Fluxoid-induced pairing suppression and near-zero modes in quantum dots coupled to full-shell nanowires

TL;DR

This paper investigates how fluxoids in a full-shell nanowire influence the induced pairing and subgap states in a coupled quantum dot, revealing mechanisms for near-zero energy modes and parity crossing modifications.

Contribution

It introduces a model showing fluxoid effects can suppress pairing and stabilize near-zero modes in quantum dot-nanowire systems, expanding understanding of topological and trivial zero-energy states.

Findings

Fluxoids cause the induced pairing to vanish under symmetric coupling.

Subgap levels are pushed closer to zero energy by fluxoid-induced level renormalization.

Near-zero modes are stabilized and weakly dispersing in certain fluxoid lobes.

Abstract

We analyze the subgap excitations and phase diagram of a quantum dot (QD) coupled to a semiconducting nanowire fully wrapped by a superconducting (S) shell.
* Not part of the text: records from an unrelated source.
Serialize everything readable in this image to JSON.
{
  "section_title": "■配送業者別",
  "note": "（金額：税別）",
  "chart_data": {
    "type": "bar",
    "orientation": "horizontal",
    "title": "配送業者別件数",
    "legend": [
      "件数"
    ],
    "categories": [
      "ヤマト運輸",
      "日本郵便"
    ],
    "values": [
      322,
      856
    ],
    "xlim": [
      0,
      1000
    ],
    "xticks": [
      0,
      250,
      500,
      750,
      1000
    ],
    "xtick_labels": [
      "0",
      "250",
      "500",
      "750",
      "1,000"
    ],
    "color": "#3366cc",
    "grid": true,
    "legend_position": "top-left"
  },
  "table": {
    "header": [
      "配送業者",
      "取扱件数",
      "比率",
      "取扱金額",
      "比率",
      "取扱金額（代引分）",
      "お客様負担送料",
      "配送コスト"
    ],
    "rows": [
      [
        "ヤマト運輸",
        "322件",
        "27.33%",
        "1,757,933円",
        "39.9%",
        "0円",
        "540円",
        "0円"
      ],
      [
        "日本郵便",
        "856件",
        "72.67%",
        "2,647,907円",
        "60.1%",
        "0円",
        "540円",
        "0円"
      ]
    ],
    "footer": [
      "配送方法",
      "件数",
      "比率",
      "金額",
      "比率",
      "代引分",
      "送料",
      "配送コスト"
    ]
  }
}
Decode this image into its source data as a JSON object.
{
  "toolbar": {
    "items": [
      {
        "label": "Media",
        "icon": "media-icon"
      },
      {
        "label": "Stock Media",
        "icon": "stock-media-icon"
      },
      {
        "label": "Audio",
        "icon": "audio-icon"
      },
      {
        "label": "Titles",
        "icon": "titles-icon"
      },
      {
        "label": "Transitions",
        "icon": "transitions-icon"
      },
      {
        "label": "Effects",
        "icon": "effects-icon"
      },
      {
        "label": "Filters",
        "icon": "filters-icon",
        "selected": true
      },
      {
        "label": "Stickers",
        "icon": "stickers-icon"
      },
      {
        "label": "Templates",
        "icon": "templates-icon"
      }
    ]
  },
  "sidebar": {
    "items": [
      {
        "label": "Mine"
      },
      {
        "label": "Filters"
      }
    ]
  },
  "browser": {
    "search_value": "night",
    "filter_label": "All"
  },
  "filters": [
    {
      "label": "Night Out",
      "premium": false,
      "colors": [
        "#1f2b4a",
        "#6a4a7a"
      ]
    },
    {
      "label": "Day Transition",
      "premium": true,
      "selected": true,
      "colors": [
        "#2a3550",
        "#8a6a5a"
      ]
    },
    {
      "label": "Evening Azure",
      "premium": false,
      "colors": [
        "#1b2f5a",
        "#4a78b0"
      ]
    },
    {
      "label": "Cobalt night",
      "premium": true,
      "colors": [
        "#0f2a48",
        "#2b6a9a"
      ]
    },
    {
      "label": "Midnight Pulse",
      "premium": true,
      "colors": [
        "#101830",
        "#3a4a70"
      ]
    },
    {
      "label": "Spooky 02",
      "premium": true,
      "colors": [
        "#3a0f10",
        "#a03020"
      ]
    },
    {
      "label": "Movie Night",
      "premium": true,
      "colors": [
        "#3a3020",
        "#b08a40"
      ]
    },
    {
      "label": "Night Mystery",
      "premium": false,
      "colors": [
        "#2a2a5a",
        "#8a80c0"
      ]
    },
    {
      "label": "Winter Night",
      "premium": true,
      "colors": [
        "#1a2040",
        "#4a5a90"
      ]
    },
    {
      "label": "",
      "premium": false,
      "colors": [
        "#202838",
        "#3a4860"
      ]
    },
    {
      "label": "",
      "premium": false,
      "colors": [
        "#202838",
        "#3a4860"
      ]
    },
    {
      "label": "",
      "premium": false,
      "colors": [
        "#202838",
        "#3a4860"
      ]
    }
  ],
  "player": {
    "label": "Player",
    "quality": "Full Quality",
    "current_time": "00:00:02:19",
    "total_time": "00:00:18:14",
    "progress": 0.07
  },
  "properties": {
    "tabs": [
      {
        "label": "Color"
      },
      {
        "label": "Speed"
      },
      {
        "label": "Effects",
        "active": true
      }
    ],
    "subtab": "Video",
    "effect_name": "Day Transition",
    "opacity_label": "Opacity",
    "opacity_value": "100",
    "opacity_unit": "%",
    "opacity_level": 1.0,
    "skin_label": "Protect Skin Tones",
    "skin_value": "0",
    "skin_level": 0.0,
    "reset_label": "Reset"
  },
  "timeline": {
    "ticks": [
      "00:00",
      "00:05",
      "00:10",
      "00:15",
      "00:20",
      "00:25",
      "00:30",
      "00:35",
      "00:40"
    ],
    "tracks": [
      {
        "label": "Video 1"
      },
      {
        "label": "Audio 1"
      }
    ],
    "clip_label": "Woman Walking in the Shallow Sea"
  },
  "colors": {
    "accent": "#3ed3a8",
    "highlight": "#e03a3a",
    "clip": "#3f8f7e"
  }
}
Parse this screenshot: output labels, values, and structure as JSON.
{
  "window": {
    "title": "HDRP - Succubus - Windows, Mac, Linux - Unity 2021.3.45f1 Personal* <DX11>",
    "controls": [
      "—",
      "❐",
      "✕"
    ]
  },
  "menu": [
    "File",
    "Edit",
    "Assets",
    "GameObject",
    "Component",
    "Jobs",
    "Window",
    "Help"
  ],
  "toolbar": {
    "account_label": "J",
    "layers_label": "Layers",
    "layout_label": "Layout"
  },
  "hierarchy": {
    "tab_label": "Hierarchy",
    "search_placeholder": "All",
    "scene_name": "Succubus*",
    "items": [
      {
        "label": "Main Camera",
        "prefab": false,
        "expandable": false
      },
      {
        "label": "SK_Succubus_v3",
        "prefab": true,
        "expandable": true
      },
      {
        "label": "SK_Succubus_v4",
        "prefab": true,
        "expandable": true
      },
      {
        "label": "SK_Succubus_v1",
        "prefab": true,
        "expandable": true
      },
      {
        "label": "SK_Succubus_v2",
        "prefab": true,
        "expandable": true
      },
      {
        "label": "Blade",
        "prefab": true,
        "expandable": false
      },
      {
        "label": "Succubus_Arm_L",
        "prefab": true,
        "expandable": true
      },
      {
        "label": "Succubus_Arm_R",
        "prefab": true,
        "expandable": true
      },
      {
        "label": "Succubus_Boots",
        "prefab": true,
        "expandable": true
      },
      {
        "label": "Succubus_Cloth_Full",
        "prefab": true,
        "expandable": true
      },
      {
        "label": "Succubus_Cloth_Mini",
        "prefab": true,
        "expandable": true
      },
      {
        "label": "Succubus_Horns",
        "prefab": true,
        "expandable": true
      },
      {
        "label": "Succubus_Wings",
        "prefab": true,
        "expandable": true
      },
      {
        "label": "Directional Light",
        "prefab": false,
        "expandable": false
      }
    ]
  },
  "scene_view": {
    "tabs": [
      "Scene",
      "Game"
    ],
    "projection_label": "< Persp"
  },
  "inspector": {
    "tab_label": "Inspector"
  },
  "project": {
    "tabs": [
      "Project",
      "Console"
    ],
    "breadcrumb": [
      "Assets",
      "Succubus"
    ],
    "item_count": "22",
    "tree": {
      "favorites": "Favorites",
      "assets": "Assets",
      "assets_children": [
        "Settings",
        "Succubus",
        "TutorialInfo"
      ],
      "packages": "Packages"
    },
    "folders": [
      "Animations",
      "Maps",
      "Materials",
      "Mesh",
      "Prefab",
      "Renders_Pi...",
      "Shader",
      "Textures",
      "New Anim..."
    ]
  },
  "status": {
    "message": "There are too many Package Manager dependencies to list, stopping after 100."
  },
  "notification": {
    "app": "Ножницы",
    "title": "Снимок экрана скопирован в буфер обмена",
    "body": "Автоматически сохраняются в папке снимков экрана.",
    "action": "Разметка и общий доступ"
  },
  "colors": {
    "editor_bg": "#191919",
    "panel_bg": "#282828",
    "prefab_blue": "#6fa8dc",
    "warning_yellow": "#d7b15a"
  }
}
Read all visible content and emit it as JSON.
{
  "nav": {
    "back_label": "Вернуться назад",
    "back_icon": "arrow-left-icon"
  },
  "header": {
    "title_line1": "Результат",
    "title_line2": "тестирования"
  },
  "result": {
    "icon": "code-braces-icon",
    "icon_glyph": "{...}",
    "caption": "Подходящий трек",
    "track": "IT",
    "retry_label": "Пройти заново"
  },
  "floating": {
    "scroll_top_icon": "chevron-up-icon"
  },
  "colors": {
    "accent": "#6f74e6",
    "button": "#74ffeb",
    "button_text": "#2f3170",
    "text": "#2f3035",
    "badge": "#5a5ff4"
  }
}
We take into account how a Little-Parks (LP) pairing fluxoid (a winding in the S phase around the shell) influences the proximity effect on the dot. We find that under axially symmetric QD-S coupling, shell fluxoids cause the induced pairing to vanish, producing instead a level renormalization that pushes subgap levels closer to zero energy and flattens fermionic parity crossings as the coupling strength increases. This fluxoid-induced stabilization mechanism has analoges in symmetric S-QD-S Josephson junctions at phase $\pi$, and can naturally lead to patterns of near-zero modes weakly dispersing with parameters in all but the zero-th lobe of the LP spectrum.